Я получил, любезнейший папинька, ваши два последние письма и не могу передать вам, сколь я был растроган добротой, с какой вы позаботились о нашем будущем устройстве в Москве. С другой стороны, мне несколько досадно, что вы потратились, дабы предоставить нам пользование квартирой. Ибо, судя по тому, как складываются здесь дела, я пока не вижу, когда смогу уехать отсюда. Вот как они обстоят. На прошлой неделе я виделся с вице-канцлером, и прием, оказанный им мне, намного превзошел мои ожидания. Не знаю, сказывал ли я вам, что в прошлом году мы были в постоянных сношениях и что некоторые мои письма, относящиеся до вопросов дня, были представлены и ему и государю. И вот после четвертьчасовой беседы о том, что служило предметом нашей переписки, он весьма любезно спросил меня, не соглашусь ли я вернуться на службу. Так как я уже давно предвидел этот вопрос, я сказал ему, что да и как я мыслю это возвращение. Тогда он попросил меня продлить мое пребывание в Петербурге, говоря, что считает необходимым что-то устроить, что он об этом подумает и вскорости я о нем услышу. Одним словом, и дабы сократить ненавистное мне писание, — я был вполне удовлетворен этим свиданием, даже не столько из своих личных интересов, сколько в интересах дела, единственно меня затрагивающего.
На днях я познакомился также с графиней Нессельроде, которая отнеслась ко мне чрезвычайно ласково и любезно. Я встретился с ней у князя Вяземского.
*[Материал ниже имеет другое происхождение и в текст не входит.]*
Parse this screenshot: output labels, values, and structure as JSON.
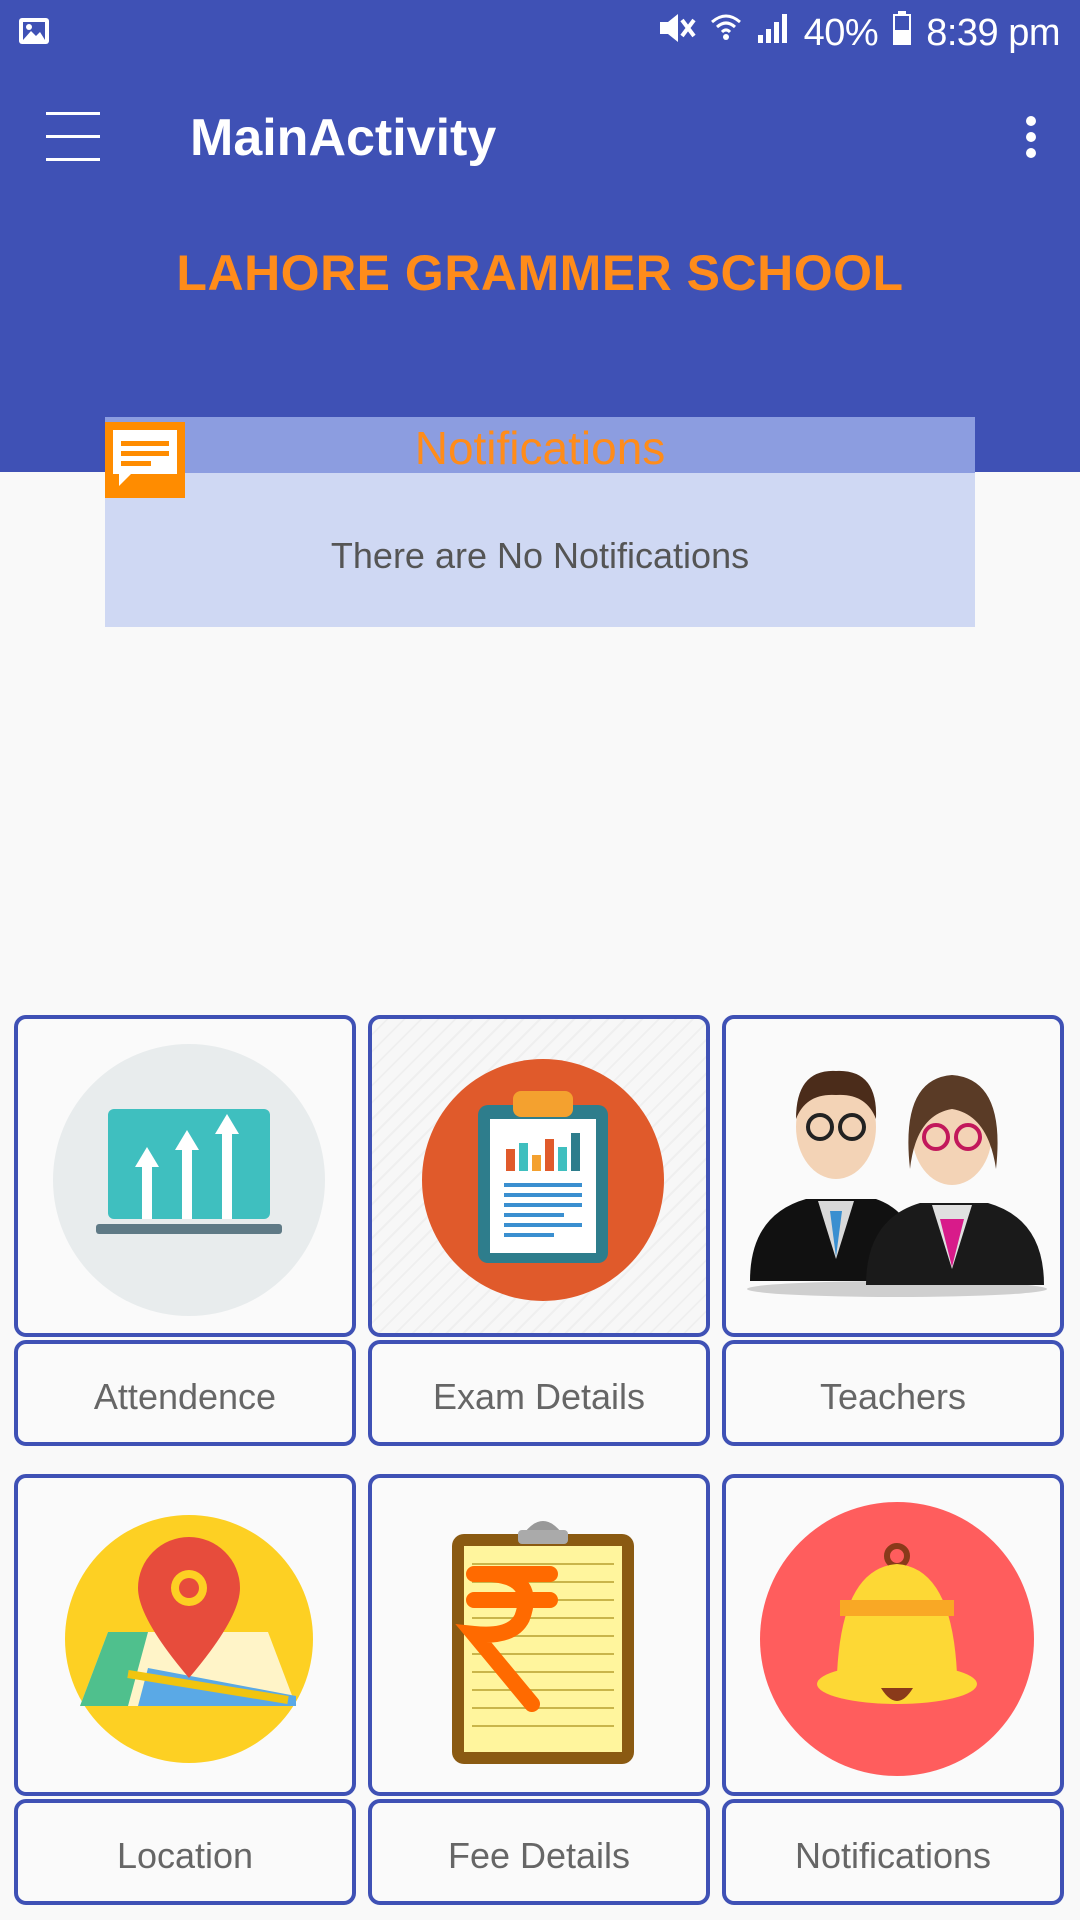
{
  "status_bar": {
    "battery_percent": "40%",
    "time": "8:39 pm",
    "icons": [
      "gallery-icon",
      "mute-icon",
      "wifi-icon",
      "signal-icon",
      "battery-icon"
    ]
  },
  "toolbar": {
    "title": "MainActivity",
    "menu_icon": "hamburger-menu-icon",
    "overflow_icon": "more-vert-icon"
  },
  "header": {
    "school_name": "LAHORE GRAMMER SCHOOL"
  },
  "notifications_card": {
    "title": "Notifications",
    "empty_text": "There are No Notifications",
    "icon": "message-icon"
  },
  "tiles": [
    {
      "label": "Attendence",
      "icon": "attendance-chart-icon"
    },
    {
      "label": "Exam Details",
      "icon": "clipboard-report-icon"
    },
    {
      "label": "Teachers",
      "icon": "teachers-icon"
    },
    {
      "label": "Location",
      "icon": "map-pin-icon"
    },
    {
      "label": "Fee Details",
      "icon": "fees-clipboard-icon"
    },
    {
      "label": "Notifications",
      "icon": "bell-icon"
    }
  ],
  "colors": {
    "primary": "#3f51b5",
    "accent": "#ff8c1a",
    "card_bg": "#cfd8f3",
    "card_header": "#8c9de0"
  }
}
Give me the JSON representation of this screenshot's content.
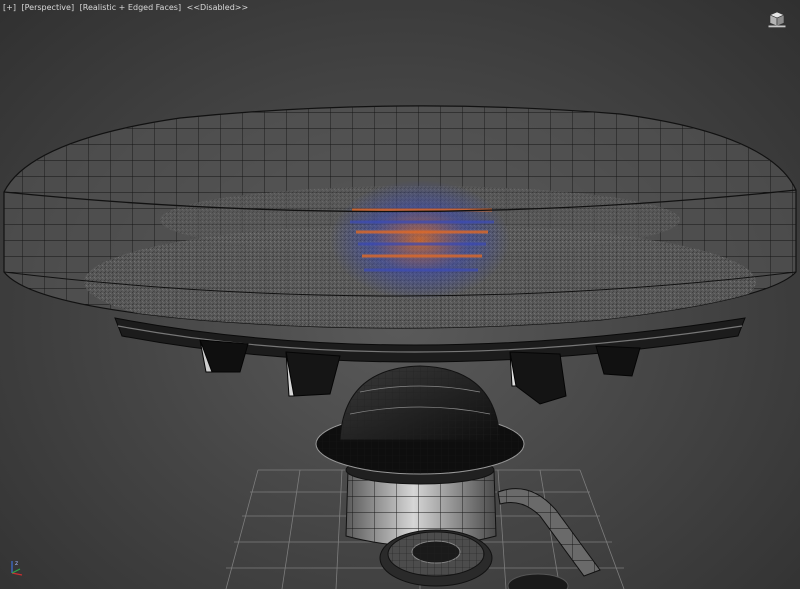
{
  "viewport": {
    "labels": {
      "plus": "[+]",
      "view": "[Perspective]",
      "shading": "[Realistic + Edged Faces]",
      "state": "<<Disabled>>"
    },
    "axis_label": "z"
  },
  "icons": {
    "viewcube": "viewcube-icon",
    "axis_gizmo": "axis-tripod-icon"
  },
  "colors": {
    "background": "#3a3a3a",
    "grid": "#7a7a7a",
    "wire": "#0c0c0c",
    "mesh": "#6e6e6e",
    "glow_orange": "#e06a28",
    "glow_blue": "#3a4ab8"
  }
}
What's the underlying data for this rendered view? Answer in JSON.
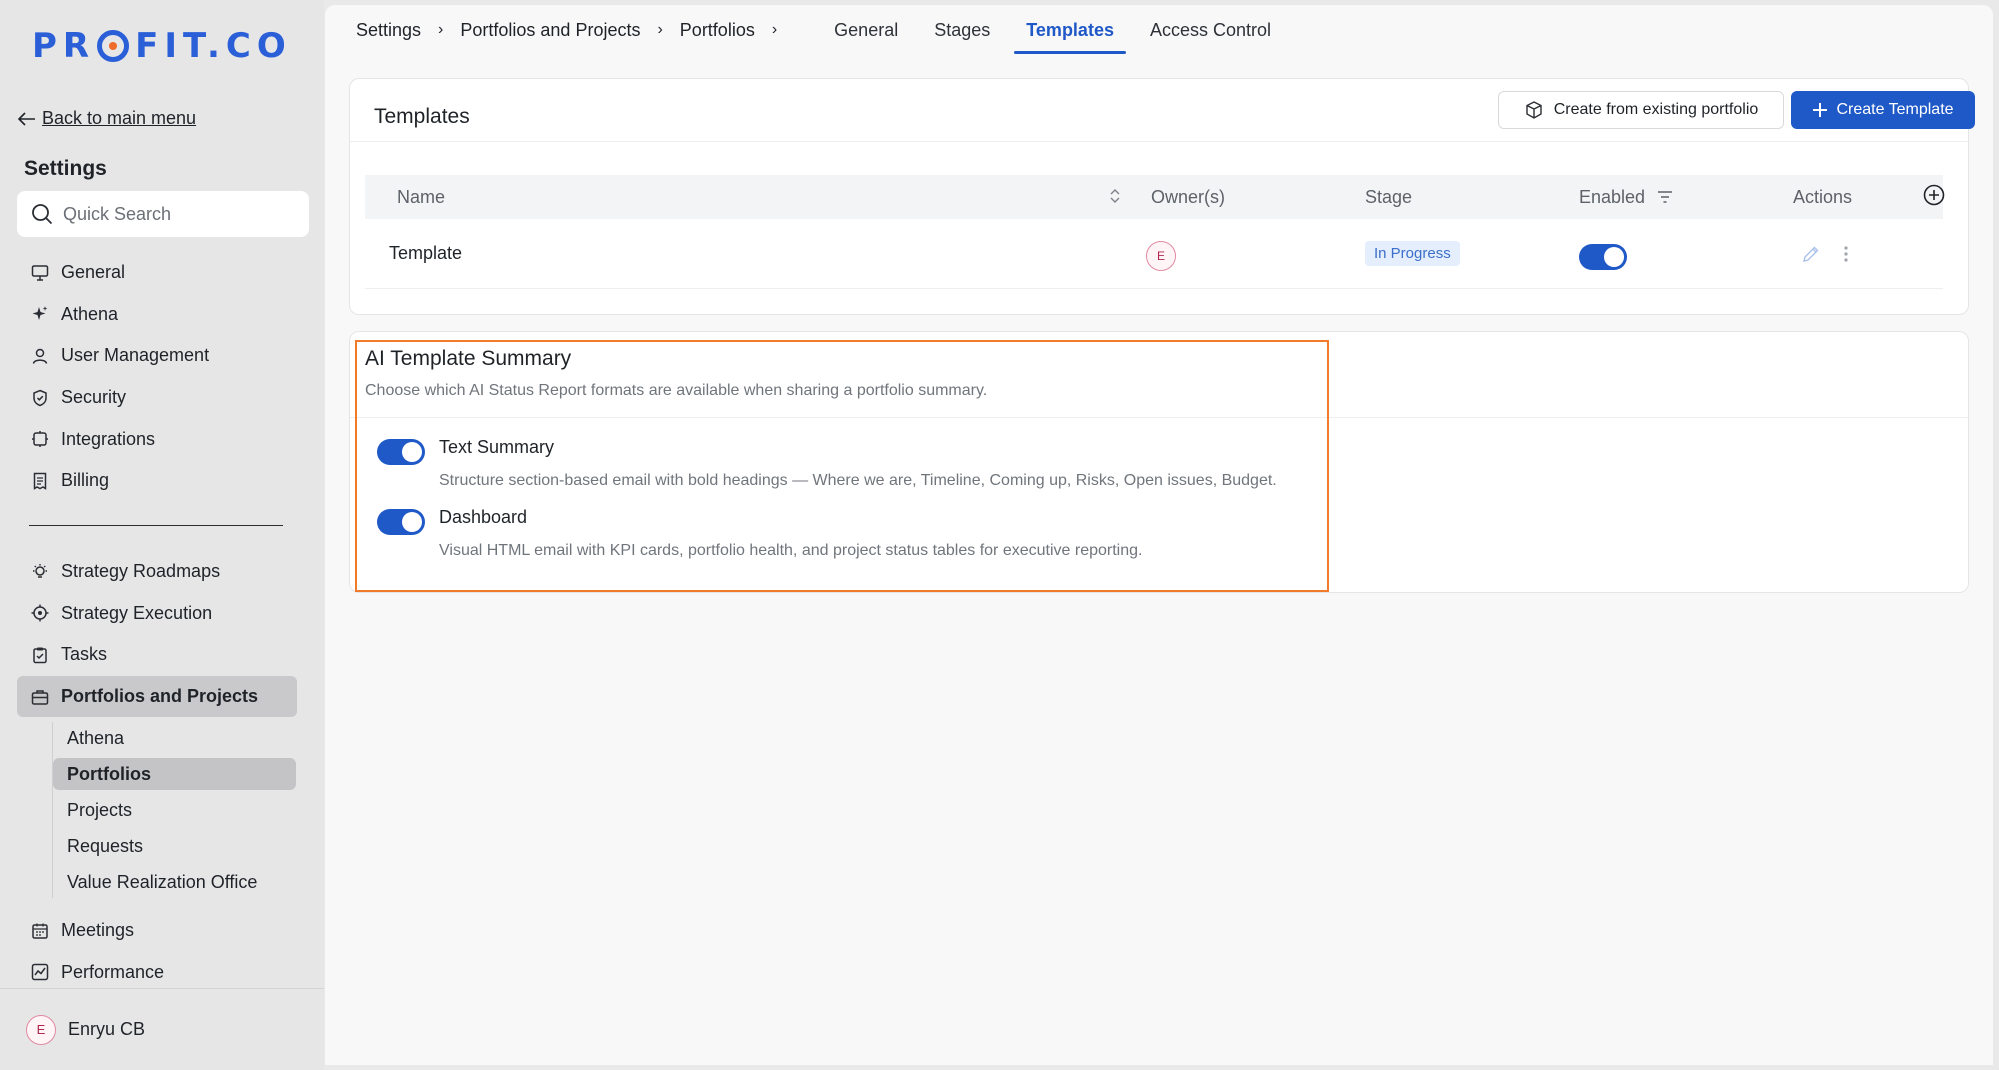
{
  "brand": {
    "logo_left": "PR",
    "logo_right": "FIT.CO"
  },
  "sidebar": {
    "back_label": "Back to main menu",
    "settings_title": "Settings",
    "search_placeholder": "Quick Search",
    "items_top": [
      {
        "label": "General",
        "icon": "monitor-icon"
      },
      {
        "label": "Athena",
        "icon": "sparkle-icon"
      },
      {
        "label": "User Management",
        "icon": "user-icon"
      },
      {
        "label": "Security",
        "icon": "shield-icon"
      },
      {
        "label": "Integrations",
        "icon": "puzzle-icon"
      },
      {
        "label": "Billing",
        "icon": "receipt-icon"
      }
    ],
    "items_modules": [
      {
        "label": "Strategy Roadmaps",
        "icon": "bulb-icon"
      },
      {
        "label": "Strategy Execution",
        "icon": "target-icon"
      },
      {
        "label": "Tasks",
        "icon": "clipboard-check-icon"
      },
      {
        "label": "Portfolios and Projects",
        "icon": "briefcase-icon"
      }
    ],
    "sub_items": [
      "Athena",
      "Portfolios",
      "Projects",
      "Requests",
      "Value Realization Office"
    ],
    "items_bottom": [
      {
        "label": "Meetings",
        "icon": "calendar-icon"
      },
      {
        "label": "Performance",
        "icon": "chart-icon"
      }
    ],
    "user": {
      "initial": "E",
      "name": "Enryu CB"
    }
  },
  "topbar": {
    "breadcrumbs": [
      "Settings",
      "Portfolios and Projects",
      "Portfolios"
    ],
    "tabs": [
      "General",
      "Stages",
      "Templates",
      "Access Control"
    ],
    "active_tab": "Templates"
  },
  "templates": {
    "title": "Templates",
    "create_existing_label": "Create from existing portfolio",
    "create_template_label": "Create Template",
    "columns": [
      "Name",
      "Owner(s)",
      "Stage",
      "Enabled",
      "Actions"
    ],
    "rows": [
      {
        "name": "Template",
        "owner_initial": "E",
        "stage": "In Progress",
        "enabled": true
      }
    ]
  },
  "ai_summary": {
    "title": "AI Template Summary",
    "subtitle": "Choose which AI Status Report formats are available when sharing a portfolio summary.",
    "options": [
      {
        "title": "Text Summary",
        "description": "Structure section-based email with bold headings — Where we are, Timeline, Coming up, Risks, Open issues, Budget.",
        "enabled": true
      },
      {
        "title": "Dashboard",
        "description": "Visual HTML email with KPI cards, portfolio health, and project status tables for executive reporting.",
        "enabled": true
      }
    ]
  },
  "colors": {
    "accent": "#1f58c7",
    "highlight": "#f27a2b",
    "logo_blue": "#2a5fd8",
    "logo_orange": "#f06a2a"
  }
}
Мы были вчетвером, оба Вяземские, она и я, и разошлись только в три часа утра. Через день она пригласила меня к себе. Мне оказан был самый ласковый прием. Это весьма умная женщина и отменно любезная с теми, кто ей нравится. Опускаю подробности, ибо в письме они походили бы на сплетни. Но о чем я не могу умолчать, это о приязни, какую при всяких обстоятельствах выказывает мне князь Вяземский. Самый близкий родственник не мог бы с большим рвением и усердием, нежели он, заботиться о моем благе.
Именно с этих, описываемых Тютчевым, дней начинается самая трогательная и долгая (до смерти Фёдора Ивановича в 1873 году) дружба двух поэтов и государственников - между ним и князем Вяземским. Оба смотрят на Россию одинаково, оба истово ей служат, оба - истинные (а не записные) патриоты Отечества своего. и ещё... Оба - крайне, сказать более - перманентно влюбчивы. Князь Пётр лишь недавно пережил безответное увлечение вернувшейся в столицу вдовою Пушкина Натальей Николаевной, Тютчев долгое время разрывался между второй женою Эрнестиной и молоденькой Лёлей Денисьевой... "Лев сезона" - так иронично отозвался о друге Вяземский, многое сделавший для скорейшего приёма Тютчева высшим светом.
Я же сегодня приведу одно из его не очень известных стихотворений, посвященное как раз осенней поре (у нас же осень!)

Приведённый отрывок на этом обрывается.